An accurate prognosis for a patient with incurable cancer can help a family make important end-of-life decisions. However, previous research shows that many (or even most) patients with advanced cancer misunderstand their prognosis. A study published in the Journal of Oncology Practice explored doctor-patient conversations at four major academic medical centers to show that patients and their doctors naturally avoid difficult discussions about a challenging prognosis. The paper also pinpoints an opportunity to create a space for this discussion to take place. After communicating test results, an oncologist who asks, "Would you like to talk about what this means?" prompts patients to consider how much they want to know and gives them permission to explore a serious discussion about life and death.
"It was surprising -- at all four of these medical centers, the conversations that oncologists had with their patients tended to follow the same pattern.
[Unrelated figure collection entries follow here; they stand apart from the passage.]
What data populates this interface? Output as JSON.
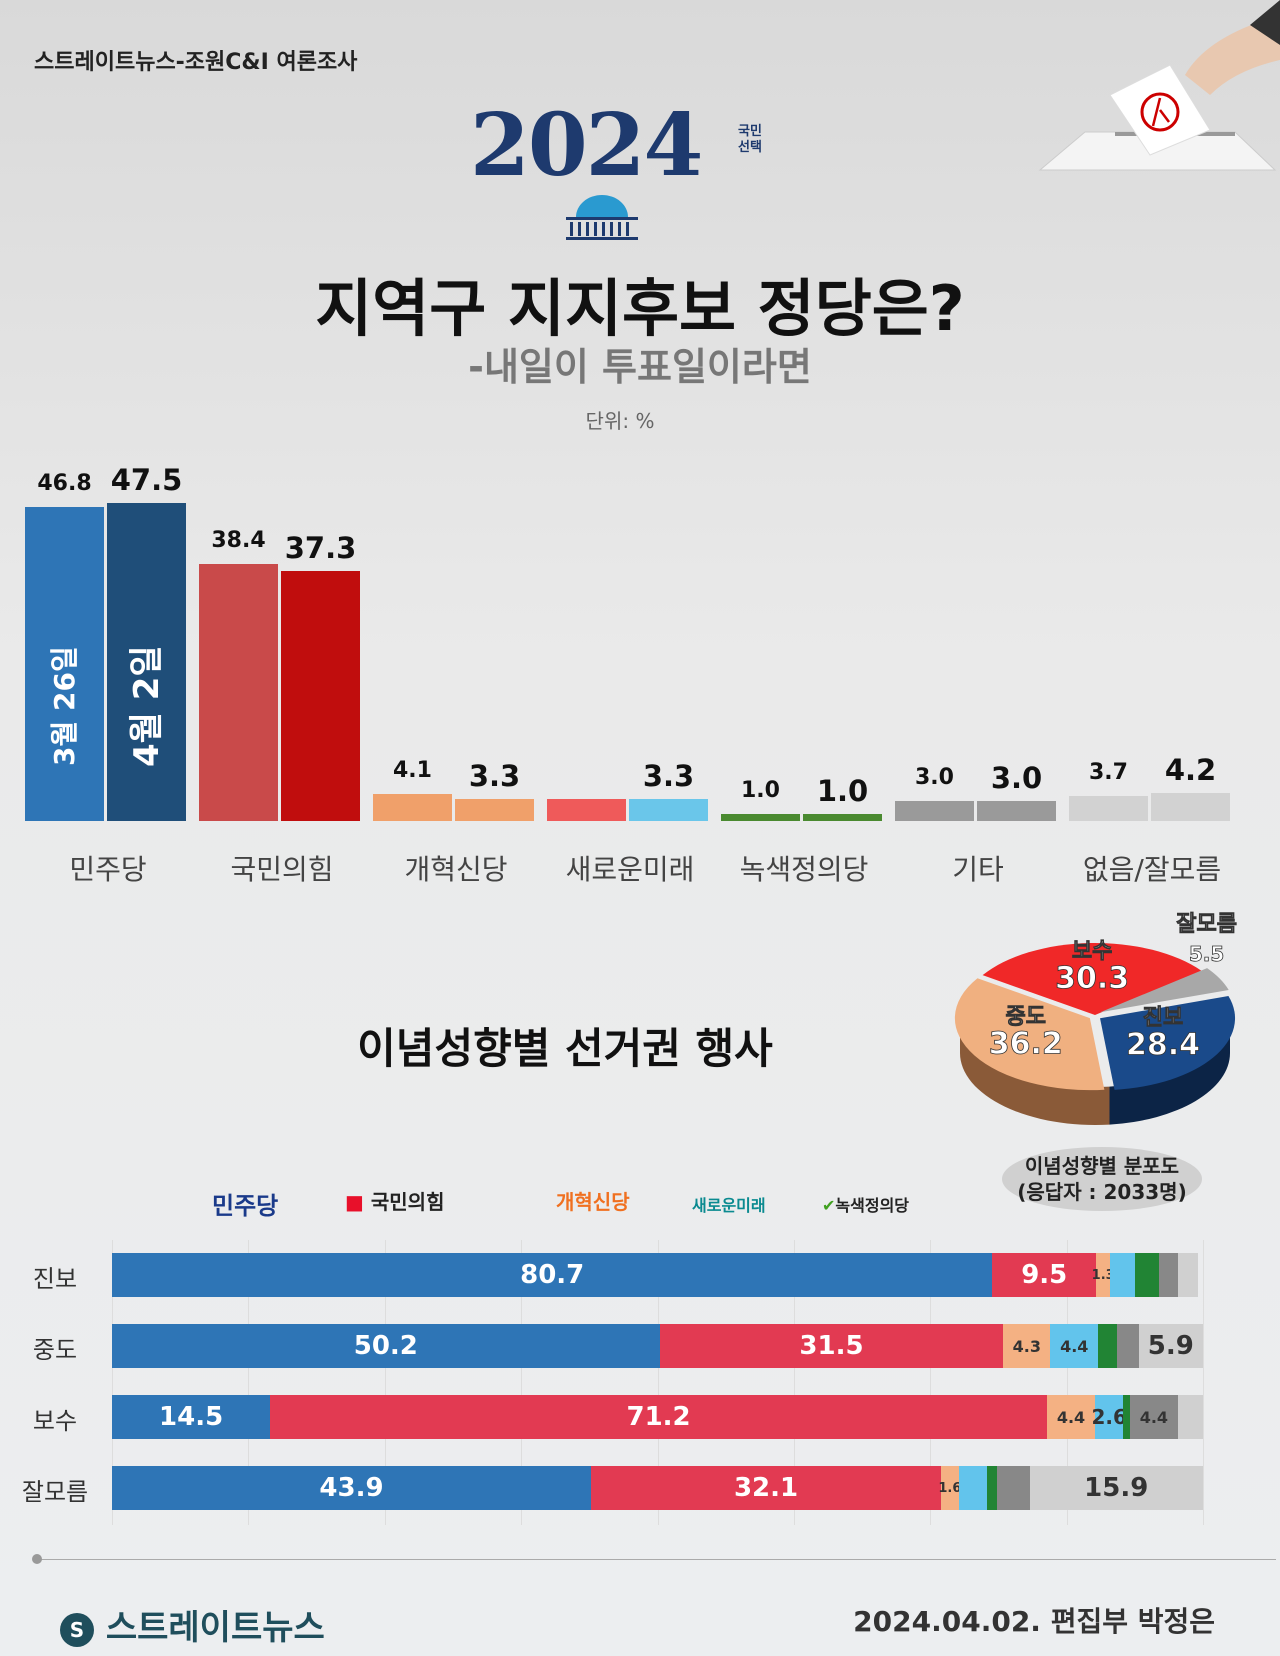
{
  "header": {
    "source": "스트레이트뉴스-조원C&I 여론조사",
    "logo_year": "2024",
    "logo_sub": "국민\n선택",
    "title": "지역구 지지후보 정당은?",
    "subtitle": "-내일이 투표일이라면",
    "unit": "단위: %"
  },
  "chart_data": [
    {
      "type": "bar",
      "categories": [
        "민주당",
        "국민의힘",
        "개혁신당",
        "새로운미래",
        "녹색정의당",
        "기타",
        "없음/잘모름"
      ],
      "series": [
        {
          "name": "3월 26일",
          "values": [
            46.8,
            38.4,
            4.1,
            null,
            1.0,
            3.0,
            3.7
          ]
        },
        {
          "name": "4월 2일",
          "values": [
            47.5,
            37.3,
            3.3,
            3.3,
            1.0,
            3.0,
            4.2
          ]
        }
      ],
      "colors": {
        "3월 26일": [
          "#2e75b6",
          "#c94a4a",
          "#f0a06a",
          "#ef5a5a",
          "#4a8a30",
          "#9a9a9a",
          "#d2d2d2"
        ],
        "4월 2일": [
          "#1f4e79",
          "#c00d0d",
          "#f0a06a",
          "#6ac6ea",
          "#4a8a30",
          "#9a9a9a",
          "#d2d2d2"
        ]
      },
      "ylim": [
        0,
        50
      ]
    },
    {
      "type": "pie",
      "title": "이념성향별 분포도",
      "caption": "(응답자 : 2033명)",
      "labels": [
        "진보",
        "중도",
        "보수",
        "잘모름"
      ],
      "values": [
        28.4,
        36.2,
        30.3,
        5.5
      ],
      "colors": [
        "#1a4a8a",
        "#f0b080",
        "#f02828",
        "#a8a8a8"
      ]
    },
    {
      "type": "stacked-bar",
      "title": "이념성향별 선거권 행사",
      "legend": [
        "민주당",
        "국민의힘",
        "개혁신당",
        "새로운미래",
        "녹색정의당"
      ],
      "categories": [
        "진보",
        "중도",
        "보수",
        "잘모름"
      ],
      "segment_colors": [
        "#2e75b6",
        "#e23a52",
        "#f4b183",
        "#62c4ec",
        "#218434",
        "#888888",
        "#d0d0d0"
      ],
      "rows": [
        [
          80.7,
          9.5,
          1.3,
          2.3,
          2.2,
          1.7,
          1.8
        ],
        [
          50.2,
          31.5,
          4.3,
          4.4,
          1.7,
          2.0,
          5.9
        ],
        [
          14.5,
          71.2,
          4.4,
          2.6,
          0.6,
          4.4,
          2.3
        ],
        [
          43.9,
          32.1,
          1.6,
          2.6,
          0.9,
          3.0,
          15.9
        ]
      ],
      "labels": [
        [
          "80.7",
          "9.5",
          "1.3",
          "",
          "",
          "",
          ""
        ],
        [
          "50.2",
          "31.5",
          "4.3",
          "4.4",
          "",
          "",
          "5.9"
        ],
        [
          "14.5",
          "71.2",
          "4.4",
          "2.6",
          "",
          "4.4",
          ""
        ],
        [
          "43.9",
          "32.1",
          "1.6",
          "",
          "",
          "",
          "15.9"
        ]
      ],
      "xlim": [
        0,
        100
      ]
    }
  ],
  "footer": {
    "brand": "스트레이트뉴스",
    "credit": "2024.04.02. 편집부 박정은"
  }
}
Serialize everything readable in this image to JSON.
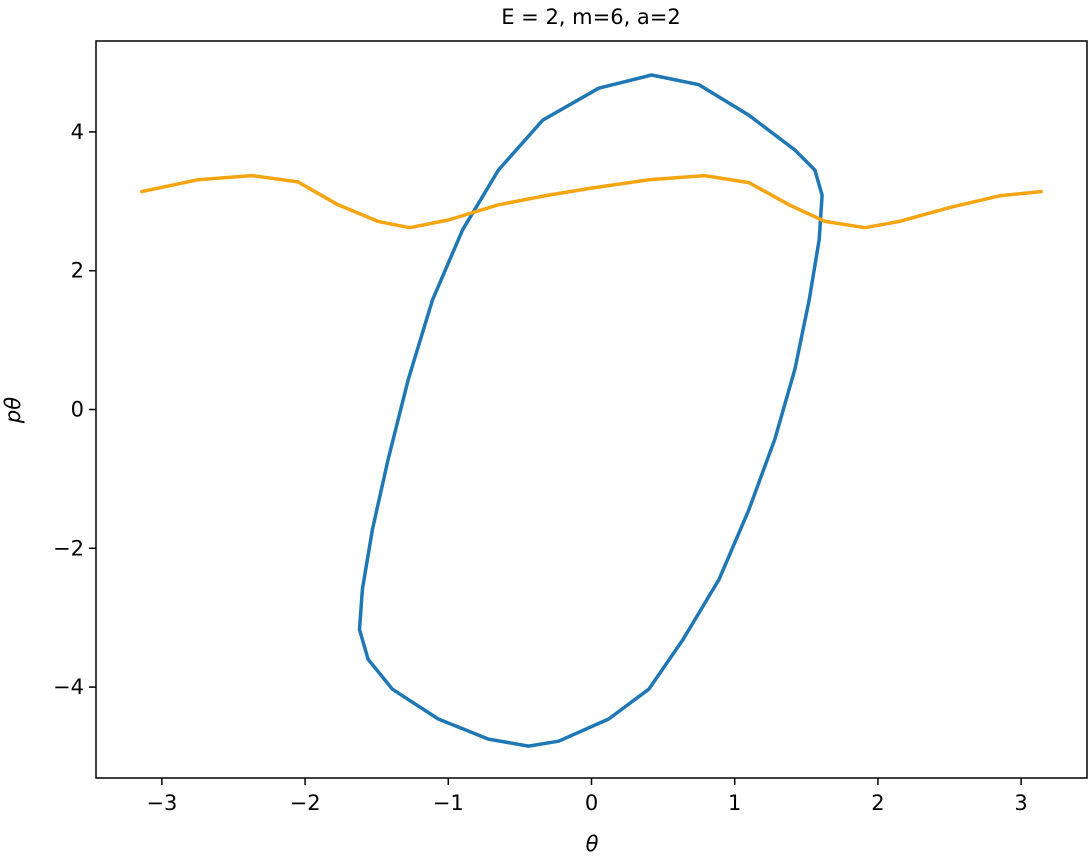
{
  "chart_data": {
    "type": "line",
    "title": "E = 2, m=6, a=2",
    "xlabel": "θ",
    "ylabel": "pθ",
    "xlim": [
      -3.46,
      3.46
    ],
    "ylim": [
      -5.31,
      5.31
    ],
    "xticks": [
      {
        "value": -3,
        "label": "−3"
      },
      {
        "value": -2,
        "label": "−2"
      },
      {
        "value": -1,
        "label": "−1"
      },
      0,
      1,
      2,
      3
    ],
    "yticks": [
      {
        "value": -4,
        "label": "−4"
      },
      {
        "value": -2,
        "label": "−2"
      },
      0,
      2,
      4
    ],
    "series": [
      {
        "color": "#1f77b4",
        "x": [
          0.42,
          0.75,
          1.1,
          1.42,
          1.56,
          1.61,
          1.59,
          1.52,
          1.42,
          1.28,
          1.1,
          0.89,
          0.64,
          0.4,
          0.12,
          -0.23,
          -0.44,
          -0.72,
          -1.07,
          -1.39,
          -1.56,
          -1.62,
          -1.6,
          -1.53,
          -1.42,
          -1.28,
          -1.11,
          -0.9,
          -0.65,
          -0.34,
          0.05,
          0.42
        ],
        "values": [
          4.82,
          4.68,
          4.24,
          3.74,
          3.45,
          3.09,
          2.45,
          1.58,
          0.58,
          -0.43,
          -1.44,
          -2.45,
          -3.31,
          -4.03,
          -4.46,
          -4.78,
          -4.85,
          -4.75,
          -4.46,
          -4.03,
          -3.6,
          -3.17,
          -2.59,
          -1.73,
          -0.72,
          0.43,
          1.58,
          2.59,
          3.45,
          4.17,
          4.63,
          4.82
        ]
      },
      {
        "color": "#f5a511",
        "x": [
          -3.14,
          -2.75,
          -2.37,
          -2.05,
          -1.77,
          -1.49,
          -1.27,
          -1.0,
          -0.65,
          -0.3,
          0,
          0.4,
          0.79,
          1.1,
          1.38,
          1.63,
          1.91,
          2.15,
          2.5,
          2.85,
          3.14
        ],
        "values": [
          3.14,
          3.31,
          3.37,
          3.28,
          2.95,
          2.71,
          2.62,
          2.73,
          2.95,
          3.09,
          3.19,
          3.31,
          3.37,
          3.27,
          2.95,
          2.71,
          2.62,
          2.71,
          2.91,
          3.08,
          3.14
        ]
      }
    ]
  }
}
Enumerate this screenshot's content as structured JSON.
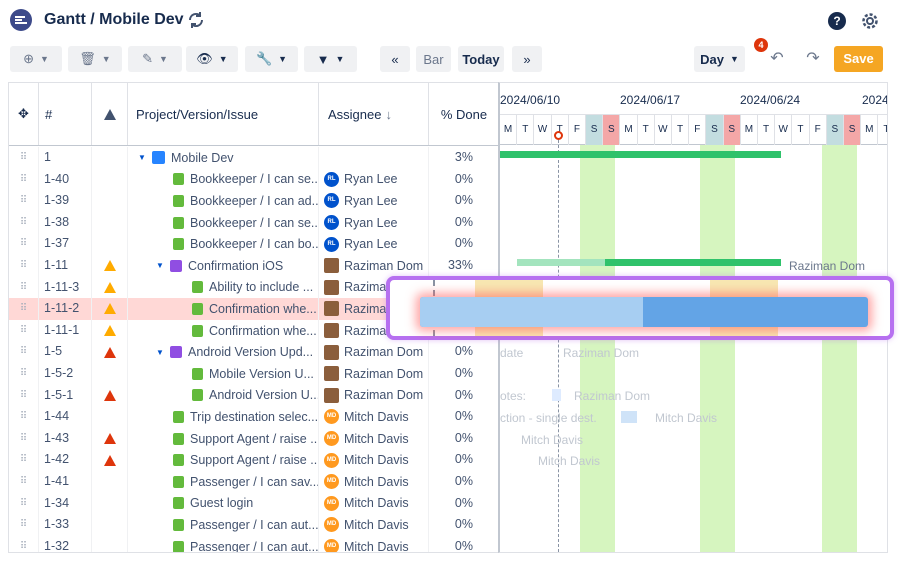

They would discuss symptoms, then the oncologist would reveal scan results often followed by an immediate transition to talking about the next steps for treatment. What's often missing is a discussion of what the scan results mean," says Sarguni Singh, MD, oncology hospitalist at the University of Colorado Cancer Center. Singh performed her study during residency at the University of Wisconsin with mentor Toby C. Campbell, MD.
The study analyzed 64 conversations recorded as part of a large, multi-site cancer clinical trial. In these conversations, when the oncologist communicated bad news, an average of 50 percent of the conversation was occupied by talk about treatment options. Only 10 percent of all conversations were about scan results. And in these 64 conversations, there were only four instances in which oncologists directly discussed prognosis with their patients.
"The oncologist doesn't want to give a negative view and the patient doesn't want to hear it. They collude to avoid this elephant in the room," Singh says, pointing out that in no way is this collusion intentional. Rather, avoiding the topic of patient's poor prognosis is a cultural norm that, unless consciously countered, can steer doctor-patient communication away from end-of-life topics.
Singh points out that often family members or caregivers are present with a patient and that while it has been shown that patients may misinterpret even frank discussions of prognosis, "the caregivers are processing it too, and maybe in a more intellectual way than the patient," Singh says.
Appreciating a difficult prognosis could allow patients to avoid treatments destined to result in little gain, high cost, and significant side effects.
"Most importantly, these prognosis conversations aren't happening. If it does, it happens very quickly. And patients aren't processing the news," Singh says.
By pausing to ask if a patient wants to talk about what the test results mean, an oncologist can create the opportunity for a patient and his or her family to give their permission to look beyond the "can-do" next steps of treatment to a more holistic understanding of their situation. Dr. Singh and her colleagues think this simple question could open up a dialogue between patients and their oncologists that currently does not exist.